Enable prompt caching
Prompt caching is a feature that allows you to cache the results of a prompt so that it can be reused later.
You can only enable prompt caching if you are using LLM proxy for Anthropic models.
How to use prompt caching
You can either use the prompt_caching
feature through the LLM proxy or log those LLM requests that are cached, which will give you a better observability.
How does prompt caching work?
All information is from Anthropic’s documentation.
When you send a request with prompt caching enabled:
- The system checks if a prompt prefix, up to a specified cache breakpoint, is already cached from a recent query.

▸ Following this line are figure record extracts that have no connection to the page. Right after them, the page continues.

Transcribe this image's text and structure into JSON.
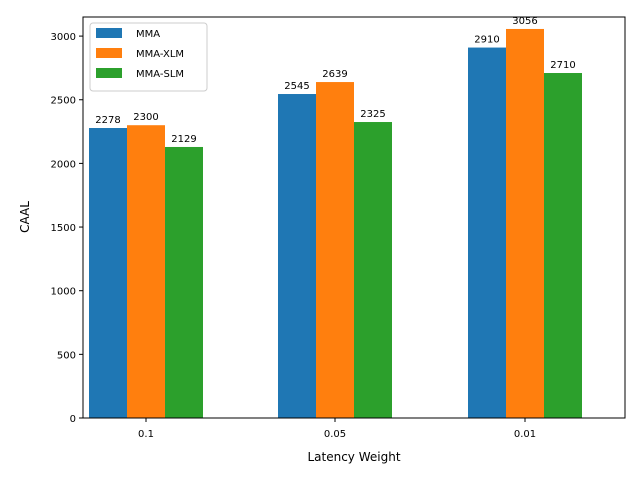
{
  "chart_data": {
    "type": "bar",
    "title": "",
    "xlabel": "Latency Weight",
    "ylabel": "CAAL",
    "categories": [
      "0.1",
      "0.05",
      "0.01"
    ],
    "series": [
      {
        "name": "MMA",
        "color": "#1f77b4",
        "values": [
          2278,
          2545,
          2910
        ]
      },
      {
        "name": "MMA-XLM",
        "color": "#ff7f0e",
        "values": [
          2300,
          2639,
          3056
        ]
      },
      {
        "name": "MMA-SLM",
        "color": "#2ca02c",
        "values": [
          2129,
          2325,
          2710
        ]
      }
    ],
    "ylim": [
      0,
      3150
    ],
    "yticks": [
      0,
      500,
      1000,
      1500,
      2000,
      2500,
      3000
    ],
    "grid": false,
    "legend_position": "top-left"
  }
}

- If found, it uses the cached version, reducing processing time and costs.
- Otherwise, it processes the full prompt and caches the prefix once the response begins.
This is especially useful for:
- Prompts with many examples
- Large amounts of context or background information
- Repetitive tasks with consistent instructions
- Long multi-turn conversations
The cache has a 5-minute lifetime, refreshed each time the cached content is used.
Prompt caching pricing for Anthropic models
Model | Base Input Tokens | Cache Writes | Cache Hits | Output Tokens |
---|---|---|---|---|
Claude 3.5 Sonnet | $3 / MTok | $3.75 / MTok | $0.30 / MTok | $15 / MTok |
Claude 3.5 Haiku | $1 / MTok | $1.25 / MTok | $0.10 / MTok | $5 / MTok |
Claude 3 Haiku | $0.25 / MTok | $0.30 / MTok | $0.03 / MTok | $1.25 / MTok |
Claude 3 Opus | $15 / MTok | $18.75 / MTok | $1.50 / MTok | $75 / MTok |
Note:
- Cache write tokens are 25% more expensive than base input tokens
- Cache read tokens are 90% cheaper than base input tokens
- Regular input and output tokens are priced at standard rates
Supported models
Prompt caching is currently supported on:
- Claude 3.5 Sonnet
- Claude 3.5 Haiku
- Claude 3 Haiku
- Claude 3 Opus
Cache Limitations
The minimum cacheable prompt length is:
- 1024 tokens for Claude 3.5 Sonnet and Claude 3 Opus
- 2048 tokens for Claude 3.5 Haiku and Claude 3 Haiku
Shorter prompts cannot be cached, even if marked with cache_control. Any requests to cache fewer than this number of tokens will be processed without caching.